What is the best way to make money in the stock market? Buy and hold—or buy and sell?
The debate may never reach a conclusion. Arguments abound as to whether markets are efficient or not—and your personal opinion about which theory is correct will influence your investing style.
What’s an “efficient” market?
The Efficient Markets Theory (EMT) suggests stock prices reflect their true worth, all information is timely, and any future possibilities, though random, are accounted for.
This scenario seems to imply anyone can buy and hold or buy and sell because everything is as it should be.
Put another way, markets function with a minimum of waste, expense and unnecessary effort.
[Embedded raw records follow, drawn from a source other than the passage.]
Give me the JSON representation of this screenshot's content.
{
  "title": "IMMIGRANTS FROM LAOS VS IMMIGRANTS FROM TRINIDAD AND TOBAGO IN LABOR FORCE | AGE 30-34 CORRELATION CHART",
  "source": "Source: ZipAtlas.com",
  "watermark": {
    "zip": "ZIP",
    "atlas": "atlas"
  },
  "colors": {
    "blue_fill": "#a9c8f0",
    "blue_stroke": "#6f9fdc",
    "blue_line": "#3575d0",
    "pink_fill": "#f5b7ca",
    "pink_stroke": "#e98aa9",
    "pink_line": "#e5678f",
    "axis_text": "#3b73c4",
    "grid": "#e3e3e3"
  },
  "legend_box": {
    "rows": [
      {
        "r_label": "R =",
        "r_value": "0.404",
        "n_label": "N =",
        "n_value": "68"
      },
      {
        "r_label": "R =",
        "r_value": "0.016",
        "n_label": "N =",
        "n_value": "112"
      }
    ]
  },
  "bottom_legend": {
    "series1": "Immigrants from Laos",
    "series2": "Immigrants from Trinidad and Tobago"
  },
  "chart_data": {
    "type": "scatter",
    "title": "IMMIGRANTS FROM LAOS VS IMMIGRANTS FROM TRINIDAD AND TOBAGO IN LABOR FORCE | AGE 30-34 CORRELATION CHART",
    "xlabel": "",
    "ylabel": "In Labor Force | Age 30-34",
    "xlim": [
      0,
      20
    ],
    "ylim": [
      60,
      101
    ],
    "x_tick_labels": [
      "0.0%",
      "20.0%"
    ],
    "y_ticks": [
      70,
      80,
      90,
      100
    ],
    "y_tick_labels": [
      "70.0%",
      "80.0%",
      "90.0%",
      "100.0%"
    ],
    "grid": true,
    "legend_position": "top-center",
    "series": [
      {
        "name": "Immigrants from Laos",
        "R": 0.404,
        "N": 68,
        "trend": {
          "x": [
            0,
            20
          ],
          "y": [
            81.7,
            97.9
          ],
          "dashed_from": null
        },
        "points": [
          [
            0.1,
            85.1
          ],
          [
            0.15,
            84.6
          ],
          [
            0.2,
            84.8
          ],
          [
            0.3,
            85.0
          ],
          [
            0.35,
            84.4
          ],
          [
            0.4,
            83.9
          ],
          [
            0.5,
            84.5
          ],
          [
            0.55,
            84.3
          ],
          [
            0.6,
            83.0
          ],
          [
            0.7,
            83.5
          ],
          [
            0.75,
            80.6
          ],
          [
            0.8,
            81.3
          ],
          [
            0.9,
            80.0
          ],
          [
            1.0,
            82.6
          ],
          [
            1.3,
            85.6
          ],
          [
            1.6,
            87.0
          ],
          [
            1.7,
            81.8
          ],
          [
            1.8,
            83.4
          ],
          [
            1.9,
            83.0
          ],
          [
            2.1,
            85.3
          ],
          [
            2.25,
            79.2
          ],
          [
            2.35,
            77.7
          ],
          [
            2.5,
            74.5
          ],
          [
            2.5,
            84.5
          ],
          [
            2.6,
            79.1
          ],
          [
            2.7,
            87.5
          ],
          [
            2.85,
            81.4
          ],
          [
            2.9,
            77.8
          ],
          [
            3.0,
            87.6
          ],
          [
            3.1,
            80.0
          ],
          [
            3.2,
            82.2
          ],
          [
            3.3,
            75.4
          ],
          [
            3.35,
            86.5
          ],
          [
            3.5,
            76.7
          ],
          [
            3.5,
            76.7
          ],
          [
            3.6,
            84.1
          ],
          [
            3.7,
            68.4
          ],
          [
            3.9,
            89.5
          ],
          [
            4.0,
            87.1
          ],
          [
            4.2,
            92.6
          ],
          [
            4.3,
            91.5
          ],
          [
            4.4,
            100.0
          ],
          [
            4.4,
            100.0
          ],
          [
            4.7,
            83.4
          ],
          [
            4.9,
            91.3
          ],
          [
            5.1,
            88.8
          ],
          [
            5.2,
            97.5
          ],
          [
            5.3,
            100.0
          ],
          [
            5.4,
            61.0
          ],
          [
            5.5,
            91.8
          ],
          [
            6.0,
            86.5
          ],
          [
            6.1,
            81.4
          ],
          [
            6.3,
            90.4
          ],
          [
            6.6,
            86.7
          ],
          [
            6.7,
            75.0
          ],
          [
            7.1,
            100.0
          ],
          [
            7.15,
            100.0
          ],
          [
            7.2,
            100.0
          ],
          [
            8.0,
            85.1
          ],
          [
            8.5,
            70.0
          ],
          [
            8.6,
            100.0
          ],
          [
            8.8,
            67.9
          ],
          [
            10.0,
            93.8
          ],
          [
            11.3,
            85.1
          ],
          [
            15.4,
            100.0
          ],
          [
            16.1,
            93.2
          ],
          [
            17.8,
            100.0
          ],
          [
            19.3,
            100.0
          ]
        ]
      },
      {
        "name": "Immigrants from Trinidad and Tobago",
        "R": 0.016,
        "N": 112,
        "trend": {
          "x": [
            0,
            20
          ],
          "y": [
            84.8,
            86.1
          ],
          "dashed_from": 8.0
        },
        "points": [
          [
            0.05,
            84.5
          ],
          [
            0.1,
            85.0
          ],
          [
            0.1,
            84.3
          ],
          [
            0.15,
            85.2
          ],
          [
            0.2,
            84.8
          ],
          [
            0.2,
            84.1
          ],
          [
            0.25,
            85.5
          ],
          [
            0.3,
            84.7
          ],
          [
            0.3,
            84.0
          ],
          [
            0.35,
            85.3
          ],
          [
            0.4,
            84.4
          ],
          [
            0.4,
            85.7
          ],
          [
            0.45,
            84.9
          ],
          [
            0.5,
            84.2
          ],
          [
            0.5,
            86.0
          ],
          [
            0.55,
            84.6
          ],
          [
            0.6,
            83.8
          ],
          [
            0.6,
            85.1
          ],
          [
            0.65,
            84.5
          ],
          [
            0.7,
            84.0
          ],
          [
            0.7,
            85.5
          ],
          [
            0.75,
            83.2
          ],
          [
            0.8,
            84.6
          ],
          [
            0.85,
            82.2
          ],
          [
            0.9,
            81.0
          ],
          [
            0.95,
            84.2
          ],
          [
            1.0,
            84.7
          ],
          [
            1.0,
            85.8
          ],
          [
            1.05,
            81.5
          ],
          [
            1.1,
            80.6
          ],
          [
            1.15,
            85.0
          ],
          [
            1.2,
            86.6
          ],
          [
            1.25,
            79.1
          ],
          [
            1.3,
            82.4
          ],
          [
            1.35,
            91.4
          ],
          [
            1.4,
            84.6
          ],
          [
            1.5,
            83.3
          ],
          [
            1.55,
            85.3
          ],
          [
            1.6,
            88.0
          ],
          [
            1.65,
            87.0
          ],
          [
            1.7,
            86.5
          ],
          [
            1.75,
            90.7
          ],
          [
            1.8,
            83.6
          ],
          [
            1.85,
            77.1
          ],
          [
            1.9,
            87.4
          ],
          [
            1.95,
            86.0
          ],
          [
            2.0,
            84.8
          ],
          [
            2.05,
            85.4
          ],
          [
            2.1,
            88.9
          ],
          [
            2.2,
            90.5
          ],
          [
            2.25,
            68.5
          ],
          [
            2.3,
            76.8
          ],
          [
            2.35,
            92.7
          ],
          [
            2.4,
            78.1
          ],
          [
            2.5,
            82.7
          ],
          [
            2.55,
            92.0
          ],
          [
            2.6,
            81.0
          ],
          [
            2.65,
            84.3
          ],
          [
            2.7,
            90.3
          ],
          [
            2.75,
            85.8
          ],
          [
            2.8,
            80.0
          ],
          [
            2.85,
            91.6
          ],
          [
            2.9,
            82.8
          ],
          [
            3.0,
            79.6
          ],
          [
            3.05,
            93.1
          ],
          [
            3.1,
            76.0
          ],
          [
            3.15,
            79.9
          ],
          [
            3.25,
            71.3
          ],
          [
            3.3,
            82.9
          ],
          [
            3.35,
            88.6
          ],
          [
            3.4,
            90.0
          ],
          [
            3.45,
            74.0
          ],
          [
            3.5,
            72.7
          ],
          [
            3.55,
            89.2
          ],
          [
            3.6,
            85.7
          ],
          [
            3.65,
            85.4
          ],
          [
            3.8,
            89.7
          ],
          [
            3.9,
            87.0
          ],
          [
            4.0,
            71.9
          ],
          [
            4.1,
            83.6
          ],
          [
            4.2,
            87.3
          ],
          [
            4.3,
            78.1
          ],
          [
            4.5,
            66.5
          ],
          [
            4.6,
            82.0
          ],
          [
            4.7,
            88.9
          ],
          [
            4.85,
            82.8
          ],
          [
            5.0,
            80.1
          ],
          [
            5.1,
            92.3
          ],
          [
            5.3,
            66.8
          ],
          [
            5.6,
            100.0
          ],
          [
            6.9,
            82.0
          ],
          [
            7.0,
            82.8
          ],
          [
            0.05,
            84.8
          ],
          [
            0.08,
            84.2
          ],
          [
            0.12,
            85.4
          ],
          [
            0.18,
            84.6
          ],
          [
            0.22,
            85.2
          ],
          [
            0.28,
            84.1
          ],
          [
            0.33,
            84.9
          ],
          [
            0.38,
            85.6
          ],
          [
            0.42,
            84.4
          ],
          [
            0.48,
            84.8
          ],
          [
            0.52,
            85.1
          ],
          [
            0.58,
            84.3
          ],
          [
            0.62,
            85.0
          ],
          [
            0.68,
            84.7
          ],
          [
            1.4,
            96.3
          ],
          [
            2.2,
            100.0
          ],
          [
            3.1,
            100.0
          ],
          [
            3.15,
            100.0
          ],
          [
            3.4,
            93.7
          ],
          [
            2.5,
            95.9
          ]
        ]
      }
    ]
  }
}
Therefore, you might as well choose whichever method of investing makes you happy because the only way to”beat” the market is if you get lucky.
The EMT, introduced in the 1960s in an attempt to explain how capital markets work, has been controversial at best. Some believe the logic behind efficient markets means no one needs a stockbroker. Or, in the case of mutual funds, the fund manager is irrelevant.
The other point of view is less sanguine. That is, all present knowledge is not immediately available, a company’s stock price doesn’t always accurately reflect present worth—and, given human greed (frequently supported by news stories), insiders do use knowledge they’re privy to.
So what’s the most productive way to reap rewards in the market, passive investing or day trading?
In the final analysis, the truth probably lies somewhere between the two extremes: Markets may be efficient, but there can still be opportunities to profit. Making sure an investment strategy suits your risk profile and long-term goals can put you on the path toward reaping those rewards.